Eventually, I put on my big girl boots and pressed “send”. The agent I had always dreamed of representing me was the same one who ushered into the world the amazing novel Eleanor Oliphant is Completely Fine. She understood my novel in terms of what the Brits call “uplit” — or “feel good” fiction — a novel driven by a life-affirming spirit of hope. That’s what I wanted with The Maid — to create a locked room mystery that could only be solved through connection to the human heart. I wanted hope to be what readers carry away with them once the last page is turned. I suppose it was hope, too, that made me get over my own fears in the first place.
What was your favourite funny or memorable moment experienced during the writing of your book?
When I finished the first draft I submitted it to a handful of agents I hold in high esteem. One of those agents was Madeleine Milburn. I had played it out in my head only one way — she reads it, says it’s “lovely,” then lets me down easily, at which point I sulk, lick my wounds, and eventually get on with my life. But that’s not what happened. Madeleine liked the book. More important, she got it. She understood exactly what I’d been trying to do, and in one of the most beautiful letters I’ve ever received, she relieved every very worry I had about whether I’d accomplished what I’d set out to do. She closed her letter with a PS: “We’ve been staying at a friend’s house for the duration of lockdown, and there’s a picture by the bed that has made me smile every morning. See attached. It felt like serendipity when I read your manuscript.” The attachment was a photo of an inspirational quote that read: Everything will be okay in the end. If it’s not okay, it’s not the end. I knew that line so very well. I knew it because it was the final line of my novel. I also knew in that moment that I had the agent of my dreams.

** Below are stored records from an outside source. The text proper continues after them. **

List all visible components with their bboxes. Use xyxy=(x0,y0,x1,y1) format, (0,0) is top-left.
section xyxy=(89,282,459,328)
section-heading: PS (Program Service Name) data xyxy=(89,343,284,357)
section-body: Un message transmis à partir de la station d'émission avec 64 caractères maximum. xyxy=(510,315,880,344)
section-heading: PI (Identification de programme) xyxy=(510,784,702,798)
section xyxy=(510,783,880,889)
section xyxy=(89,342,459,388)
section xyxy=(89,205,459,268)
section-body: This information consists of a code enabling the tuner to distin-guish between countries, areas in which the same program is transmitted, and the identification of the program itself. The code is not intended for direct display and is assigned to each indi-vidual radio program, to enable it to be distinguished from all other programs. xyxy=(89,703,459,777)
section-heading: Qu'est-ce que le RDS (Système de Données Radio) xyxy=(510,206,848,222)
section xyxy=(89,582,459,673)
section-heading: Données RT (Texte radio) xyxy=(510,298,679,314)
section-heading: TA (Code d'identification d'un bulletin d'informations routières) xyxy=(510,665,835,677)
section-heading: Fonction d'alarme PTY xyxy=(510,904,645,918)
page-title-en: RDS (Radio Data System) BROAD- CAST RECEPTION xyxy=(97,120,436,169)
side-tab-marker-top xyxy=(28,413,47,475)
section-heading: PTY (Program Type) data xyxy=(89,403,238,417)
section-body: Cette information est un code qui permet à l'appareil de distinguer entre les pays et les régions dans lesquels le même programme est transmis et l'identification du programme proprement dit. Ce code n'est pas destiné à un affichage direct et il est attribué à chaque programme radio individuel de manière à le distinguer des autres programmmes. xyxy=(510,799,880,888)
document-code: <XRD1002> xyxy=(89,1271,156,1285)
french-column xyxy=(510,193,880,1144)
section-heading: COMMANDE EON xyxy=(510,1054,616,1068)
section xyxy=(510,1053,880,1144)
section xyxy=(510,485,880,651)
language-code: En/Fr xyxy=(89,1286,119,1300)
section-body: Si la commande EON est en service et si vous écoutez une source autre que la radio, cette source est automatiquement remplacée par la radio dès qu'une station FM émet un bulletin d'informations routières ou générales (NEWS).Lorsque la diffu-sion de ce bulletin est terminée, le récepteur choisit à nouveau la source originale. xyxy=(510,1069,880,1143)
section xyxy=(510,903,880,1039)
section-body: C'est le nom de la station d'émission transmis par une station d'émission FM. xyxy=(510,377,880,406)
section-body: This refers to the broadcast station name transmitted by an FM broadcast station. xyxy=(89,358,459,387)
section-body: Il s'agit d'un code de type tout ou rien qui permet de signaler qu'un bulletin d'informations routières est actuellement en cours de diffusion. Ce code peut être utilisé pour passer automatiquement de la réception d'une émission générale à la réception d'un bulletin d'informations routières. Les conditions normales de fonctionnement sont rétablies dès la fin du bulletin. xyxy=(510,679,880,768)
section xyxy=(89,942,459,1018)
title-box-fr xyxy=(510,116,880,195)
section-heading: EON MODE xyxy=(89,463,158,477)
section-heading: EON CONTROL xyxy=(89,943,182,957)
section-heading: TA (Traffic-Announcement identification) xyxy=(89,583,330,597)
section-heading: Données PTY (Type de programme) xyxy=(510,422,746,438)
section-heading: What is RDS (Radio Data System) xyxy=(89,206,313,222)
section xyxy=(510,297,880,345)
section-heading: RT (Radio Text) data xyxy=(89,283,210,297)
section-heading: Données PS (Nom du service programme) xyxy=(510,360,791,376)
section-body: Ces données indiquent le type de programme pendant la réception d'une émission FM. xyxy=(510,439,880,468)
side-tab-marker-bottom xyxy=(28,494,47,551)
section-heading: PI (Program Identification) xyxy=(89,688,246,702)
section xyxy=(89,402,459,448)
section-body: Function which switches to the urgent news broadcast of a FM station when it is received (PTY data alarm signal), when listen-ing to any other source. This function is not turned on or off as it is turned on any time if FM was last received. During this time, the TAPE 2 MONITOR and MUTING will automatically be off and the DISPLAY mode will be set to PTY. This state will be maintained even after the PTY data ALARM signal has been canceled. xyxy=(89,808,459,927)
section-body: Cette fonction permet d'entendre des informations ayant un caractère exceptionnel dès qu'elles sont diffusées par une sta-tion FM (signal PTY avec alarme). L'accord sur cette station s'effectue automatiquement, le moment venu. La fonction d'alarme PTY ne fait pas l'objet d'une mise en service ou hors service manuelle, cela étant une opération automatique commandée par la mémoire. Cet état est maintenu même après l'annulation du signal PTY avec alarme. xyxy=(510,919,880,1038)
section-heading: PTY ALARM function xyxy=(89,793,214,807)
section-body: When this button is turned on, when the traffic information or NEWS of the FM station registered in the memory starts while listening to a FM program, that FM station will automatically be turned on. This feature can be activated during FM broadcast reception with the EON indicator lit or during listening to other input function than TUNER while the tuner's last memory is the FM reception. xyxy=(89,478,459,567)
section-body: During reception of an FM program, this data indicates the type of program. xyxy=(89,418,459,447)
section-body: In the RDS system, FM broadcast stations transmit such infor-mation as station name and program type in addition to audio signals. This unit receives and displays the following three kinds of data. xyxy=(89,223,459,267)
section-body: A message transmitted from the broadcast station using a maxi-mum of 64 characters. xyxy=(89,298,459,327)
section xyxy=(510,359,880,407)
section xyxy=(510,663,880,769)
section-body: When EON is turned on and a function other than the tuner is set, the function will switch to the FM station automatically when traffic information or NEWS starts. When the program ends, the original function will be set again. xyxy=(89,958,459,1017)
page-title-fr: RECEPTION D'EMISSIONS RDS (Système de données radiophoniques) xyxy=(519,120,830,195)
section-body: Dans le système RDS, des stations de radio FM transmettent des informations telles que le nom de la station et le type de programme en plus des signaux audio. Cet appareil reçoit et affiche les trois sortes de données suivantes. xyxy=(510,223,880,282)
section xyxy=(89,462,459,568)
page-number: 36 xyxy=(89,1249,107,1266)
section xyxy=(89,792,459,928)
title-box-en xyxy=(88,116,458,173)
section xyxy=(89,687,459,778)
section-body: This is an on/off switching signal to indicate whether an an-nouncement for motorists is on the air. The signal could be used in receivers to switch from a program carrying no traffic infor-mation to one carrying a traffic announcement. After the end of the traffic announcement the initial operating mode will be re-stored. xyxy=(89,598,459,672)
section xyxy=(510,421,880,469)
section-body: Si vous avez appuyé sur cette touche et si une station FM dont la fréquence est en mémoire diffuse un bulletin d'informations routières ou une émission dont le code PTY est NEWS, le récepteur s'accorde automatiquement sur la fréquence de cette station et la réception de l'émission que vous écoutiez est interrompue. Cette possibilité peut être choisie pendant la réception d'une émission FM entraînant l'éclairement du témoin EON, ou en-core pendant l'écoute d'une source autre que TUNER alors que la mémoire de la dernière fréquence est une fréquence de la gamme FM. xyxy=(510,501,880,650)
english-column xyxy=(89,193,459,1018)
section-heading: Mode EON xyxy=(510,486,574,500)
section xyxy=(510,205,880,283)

Which character is your most beloved character in your book and why?
Molly. I hope readers love her too.
How did you feel after writing the final page? What did you do?
I felt a huge but private sense of personal satisfaction upon reaching the end of my first draft. Of course, that feeling didn’t last long. I knew reaching the end was a great accomplishment, but what that means is going back to the beginning to spruce and polish, which I did about a week after my initial completion.
What book have you read that has had the biggest influence on your personal life?
Impossible to name just one.
If you could have any super power, what would it be and why?
Invisibility. It is, of course, a blessing and a curse, as Molly would tell you. But I think it would be interesting to be the proverbial fly on the wall in certain circumstances.